Néanmoins, digitec était encore à l’époque une petite boutique en ligne : le rêve devenu réalité de trois amis d’enfance qui en avaient assez de devoir payer des prix exorbitants pour des pièces d’ordinateur ou de ne pas les trouver du tout. Ils ont fondé en 2001 une boutique en ligne qui a ensuite connu une croissance rapide.
En juin 2007, le fondateur d’Apple, Steve Jobs, a présenté un nouveau type de téléphone mobile : un appareil sans boutons, à l’exception de la célèbre touche Accueil. À l’époque, les grands acteurs du secteur ne montraient qu’un intérêt modéré pour cette nouvelle technologie mobile. Nokia possédait 38 % des parts du marché, suivi de Samsung, Motorola et Sony Ericsson qui se disputaient le reste du gâteau.
Aux États-Unis, seul l’opérateur AT&T proposait l’iPhone.
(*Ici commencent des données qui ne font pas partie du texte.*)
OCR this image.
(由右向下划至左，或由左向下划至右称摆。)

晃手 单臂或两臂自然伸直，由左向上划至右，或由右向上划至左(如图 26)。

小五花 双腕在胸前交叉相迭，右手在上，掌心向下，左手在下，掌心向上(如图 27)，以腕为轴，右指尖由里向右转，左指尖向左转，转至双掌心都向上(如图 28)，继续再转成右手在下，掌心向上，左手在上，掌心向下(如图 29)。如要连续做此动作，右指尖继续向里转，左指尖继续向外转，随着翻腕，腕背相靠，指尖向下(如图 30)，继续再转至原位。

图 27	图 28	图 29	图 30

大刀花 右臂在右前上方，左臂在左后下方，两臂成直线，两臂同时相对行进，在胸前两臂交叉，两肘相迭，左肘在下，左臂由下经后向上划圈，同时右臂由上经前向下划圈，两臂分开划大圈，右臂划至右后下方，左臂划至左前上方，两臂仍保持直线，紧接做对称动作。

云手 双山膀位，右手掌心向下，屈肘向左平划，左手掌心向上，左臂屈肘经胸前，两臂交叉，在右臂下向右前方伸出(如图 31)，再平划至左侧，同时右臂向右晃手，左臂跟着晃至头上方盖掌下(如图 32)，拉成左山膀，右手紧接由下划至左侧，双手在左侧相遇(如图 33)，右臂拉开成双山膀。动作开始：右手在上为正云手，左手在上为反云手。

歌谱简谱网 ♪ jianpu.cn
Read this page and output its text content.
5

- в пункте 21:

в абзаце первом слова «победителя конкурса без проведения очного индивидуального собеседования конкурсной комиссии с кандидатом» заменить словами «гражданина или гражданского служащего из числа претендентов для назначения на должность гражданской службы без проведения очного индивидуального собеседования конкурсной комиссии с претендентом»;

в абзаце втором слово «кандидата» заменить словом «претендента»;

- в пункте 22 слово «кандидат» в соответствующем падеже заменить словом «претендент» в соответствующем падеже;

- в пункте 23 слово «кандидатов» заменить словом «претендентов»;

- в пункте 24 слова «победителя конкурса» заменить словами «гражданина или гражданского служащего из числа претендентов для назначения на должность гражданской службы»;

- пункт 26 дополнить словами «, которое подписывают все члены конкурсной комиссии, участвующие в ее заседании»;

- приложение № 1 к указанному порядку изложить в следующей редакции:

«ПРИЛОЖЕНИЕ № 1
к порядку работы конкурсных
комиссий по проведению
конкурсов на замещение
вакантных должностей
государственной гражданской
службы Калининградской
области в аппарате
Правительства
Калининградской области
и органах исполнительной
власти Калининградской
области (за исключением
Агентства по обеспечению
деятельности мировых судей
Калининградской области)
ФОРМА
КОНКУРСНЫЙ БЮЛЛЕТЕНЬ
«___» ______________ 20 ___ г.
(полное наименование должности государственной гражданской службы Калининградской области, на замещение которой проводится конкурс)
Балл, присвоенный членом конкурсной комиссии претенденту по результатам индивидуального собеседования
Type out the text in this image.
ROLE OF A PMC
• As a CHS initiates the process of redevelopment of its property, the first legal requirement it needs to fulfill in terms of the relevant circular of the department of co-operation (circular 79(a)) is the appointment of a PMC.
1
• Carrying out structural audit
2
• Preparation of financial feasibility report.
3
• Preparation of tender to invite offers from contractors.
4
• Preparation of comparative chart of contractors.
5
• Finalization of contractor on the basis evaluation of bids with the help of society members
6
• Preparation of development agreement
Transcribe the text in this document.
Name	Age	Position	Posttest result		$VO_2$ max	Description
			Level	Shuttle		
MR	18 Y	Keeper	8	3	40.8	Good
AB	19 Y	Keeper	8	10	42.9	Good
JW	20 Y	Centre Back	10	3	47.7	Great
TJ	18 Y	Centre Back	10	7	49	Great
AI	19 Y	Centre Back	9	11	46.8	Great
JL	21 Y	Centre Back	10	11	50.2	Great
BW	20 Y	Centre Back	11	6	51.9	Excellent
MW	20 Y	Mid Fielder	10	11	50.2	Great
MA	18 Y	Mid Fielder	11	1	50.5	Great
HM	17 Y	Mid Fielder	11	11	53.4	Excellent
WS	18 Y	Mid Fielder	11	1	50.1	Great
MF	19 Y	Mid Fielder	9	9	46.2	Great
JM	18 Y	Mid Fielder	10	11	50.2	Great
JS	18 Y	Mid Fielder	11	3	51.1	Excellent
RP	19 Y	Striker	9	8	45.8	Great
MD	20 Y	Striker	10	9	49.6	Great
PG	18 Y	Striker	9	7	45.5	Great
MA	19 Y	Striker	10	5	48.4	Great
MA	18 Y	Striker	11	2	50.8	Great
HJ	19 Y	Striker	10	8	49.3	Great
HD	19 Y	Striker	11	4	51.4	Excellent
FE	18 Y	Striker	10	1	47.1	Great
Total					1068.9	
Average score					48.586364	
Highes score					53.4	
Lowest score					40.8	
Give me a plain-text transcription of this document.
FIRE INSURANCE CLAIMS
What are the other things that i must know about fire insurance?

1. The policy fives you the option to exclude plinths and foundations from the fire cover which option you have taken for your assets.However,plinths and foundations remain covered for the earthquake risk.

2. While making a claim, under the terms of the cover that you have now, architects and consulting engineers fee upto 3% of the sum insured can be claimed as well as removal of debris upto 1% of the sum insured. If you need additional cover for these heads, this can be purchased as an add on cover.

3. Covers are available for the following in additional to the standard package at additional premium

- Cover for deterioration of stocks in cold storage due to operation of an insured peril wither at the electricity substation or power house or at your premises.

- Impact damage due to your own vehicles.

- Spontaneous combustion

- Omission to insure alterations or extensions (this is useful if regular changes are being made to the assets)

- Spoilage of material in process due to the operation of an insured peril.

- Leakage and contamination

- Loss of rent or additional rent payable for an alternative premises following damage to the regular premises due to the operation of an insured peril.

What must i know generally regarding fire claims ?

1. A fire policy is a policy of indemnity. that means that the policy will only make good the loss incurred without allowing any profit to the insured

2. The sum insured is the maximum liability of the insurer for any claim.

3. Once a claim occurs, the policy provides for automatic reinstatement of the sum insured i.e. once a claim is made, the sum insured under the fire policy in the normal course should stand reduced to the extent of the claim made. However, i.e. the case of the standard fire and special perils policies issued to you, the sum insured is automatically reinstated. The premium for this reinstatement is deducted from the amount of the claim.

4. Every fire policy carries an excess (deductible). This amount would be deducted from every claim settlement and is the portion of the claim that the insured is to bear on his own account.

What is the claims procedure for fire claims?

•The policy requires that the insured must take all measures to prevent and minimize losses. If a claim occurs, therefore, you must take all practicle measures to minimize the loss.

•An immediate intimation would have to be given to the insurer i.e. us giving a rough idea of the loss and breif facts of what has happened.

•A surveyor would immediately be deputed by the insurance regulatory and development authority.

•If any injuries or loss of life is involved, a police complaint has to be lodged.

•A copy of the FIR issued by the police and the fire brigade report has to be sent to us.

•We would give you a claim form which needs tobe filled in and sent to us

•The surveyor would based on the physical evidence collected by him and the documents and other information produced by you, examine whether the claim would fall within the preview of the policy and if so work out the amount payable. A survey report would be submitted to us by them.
En Allemagne, il était aussi disponible depuis le début du mois de novembre 2007, mais seulement lié à un abonnement de deux ans chez Telekom. En Suisse, la première génération du nouvel iPhone n’était pas encore officiellement disponible à la vente ; Swisscom n’a conclu un accord avec Apple que pour la deuxième génération. L’information a été officielle au printemps, et l’appareil d’Apple était alors officiellement disponible à l’achat à partir de juillet 2008. Grâce à l’iPhone, très convoité, les clients pourraient être « motivés » à souscrire un abonnement Swisscom coûteux d’une durée de 24 mois.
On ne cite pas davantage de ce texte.